2. Un método de obtención de cepas probióticas para gatos y/o perros que comprende los siguientes pasos:

a.: Aislamiento de bacterias ácido lácticas a partir de heces de gatos y perros,

b.: Selección de cepas con la capacidad de crecer produciendo por lo menos 1,0E+06 ufc/ml en presencia de hasta un 2,0% de sales biliares, y con la capacidad de crecer produciendo por lo menos 1,0E+06 ufc/ml tras 2 horas en un intervalo de pH de entre 3,4 y 4,2.

3. Un método de preparación de una composición de alimento para perros o gatos que comprende los siguientes pasos:

a.: Aislamiento de bacterias ácido lácticas a partir de heces de gatos o perros,

c.: Incorporación de la(s) cepa seleccionada en una composición de alimento para perros o gatos.

4. El método de acuerdo con la reivindicación 3, en el que la cepa es Lactobacillus o Bifidobacterium y donde la cepa está asociada a un vehículo ingerible o una matriz farmacéutica.

5. El método de acuerdo con la reivindicación 4, en el que la composición está destinada a la salud del tubo gastrointestinal de gatos y/o perros.

6. El método de acuerdo con la reivindicación 4, en el que la composición está destinada a la salud de la piel y/o el pelo de gatos y/o perros.

7. El método de acuerdo con la reivindicación 4, en el que la composición está destinada a la mejora o reducción de los efectos del envejecimiento en gatos y/o perros.
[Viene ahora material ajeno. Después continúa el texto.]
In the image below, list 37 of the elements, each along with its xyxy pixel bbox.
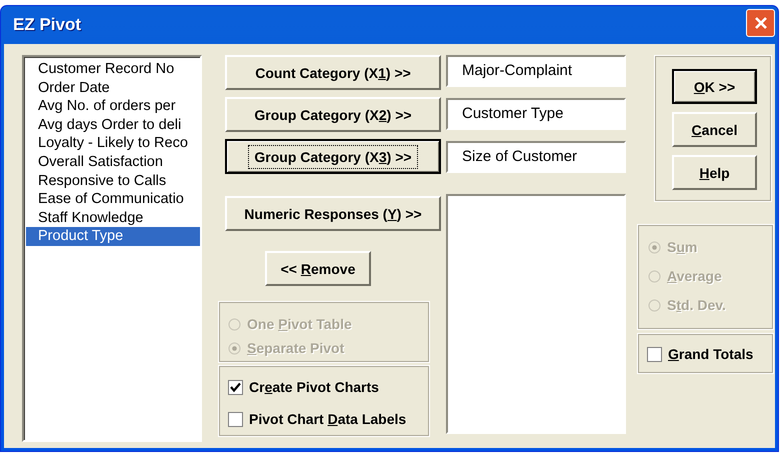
input-field[interactable]: Customer Type	[446, 98, 626, 130]
option-label: One Pivot Table	[247, 316, 352, 332]
checkbox[interactable]	[228, 380, 243, 394]
checkbox[interactable]	[647, 346, 662, 362]
list-item[interactable]: Avg days Order to deli	[26, 116, 200, 134]
assign-button[interactable]: Group Category (X2) >>	[225, 97, 441, 132]
input-field[interactable]: Size of Customer	[446, 141, 626, 173]
option-label: Sum	[667, 239, 698, 255]
option-label: Pivot Chart Data Labels	[249, 411, 406, 427]
dialog-button[interactable]: OK >>	[672, 69, 757, 104]
list-item[interactable]: Staff Knowledge	[26, 208, 200, 228]
list-item[interactable]: Overall Satisfaction	[26, 152, 200, 172]
assign-button[interactable]: Group Category (X3) >>	[225, 139, 441, 174]
option-label: Average	[667, 268, 722, 284]
list-item[interactable]: Customer Record No	[26, 60, 200, 79]
checkbox[interactable]	[228, 412, 243, 426]
variable-list[interactable]: Customer Record No Order Date Avg No. of orders per Avg days Order to deli Loyalty - Likely to Reco Overall Satisfaction Responsive to Calls Ease of Communicatio Staff Knowledge Product Type	[22, 55, 202, 442]
dialog-button[interactable]: Cancel	[672, 112, 757, 147]
dialog-button[interactable]: Help	[672, 155, 757, 190]
close-button[interactable]	[746, 9, 775, 37]
input-field[interactable]: Major-Complaint	[446, 55, 626, 87]
response-list[interactable]	[446, 194, 626, 434]
list-item[interactable]: Loyalty - Likely to Reco	[26, 134, 200, 153]
list-item[interactable]: Product Type	[26, 227, 200, 246]
assign-button[interactable]: Count Category (X1) >>	[225, 55, 441, 90]
assign-button[interactable]: Numeric Responses (Y) >>	[225, 196, 441, 231]
option-label: Std. Dev.	[667, 297, 726, 313]
list-item[interactable]: Responsive to Calls	[26, 172, 200, 190]
option-label: Separate Pivot	[247, 340, 344, 356]
remove-button[interactable]: << Remove	[265, 251, 371, 286]
list-item[interactable]: Order Date	[26, 78, 200, 98]
option-label: Grand Totals	[668, 346, 754, 362]
option-label: Create Pivot Charts	[249, 379, 379, 395]
list-item[interactable]: Avg No. of orders per	[26, 97, 200, 116]
window-title: EZ Pivot	[13, 15, 82, 35]
close-icon	[754, 16, 768, 30]
list-item[interactable]: Ease of Communicatio	[26, 190, 200, 209]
8. El método de acuerdo con las reivindicaciones de la 3 a la 7, en el que la cepa se encuentra en la composición en una cantidad de entre 1,0E+04 y 1,0e+11 ufc/g.

9. El método de acuerdo con cualquiera de las reivindicaciones de la 3 a la 8, que también contiene el paso de adición de un prebiótico.

10. El método de acuerdo con cualquiera de las reivindicaciones de la 3 y la 9, en el que la composición está en forma de

a.: Un alimento para mascotas nutricionalmente completo en una forma seca en polvo o húmeda refrigerada o de conservación sin refrigerar, o

b.: En forma de un complemento alimenticio.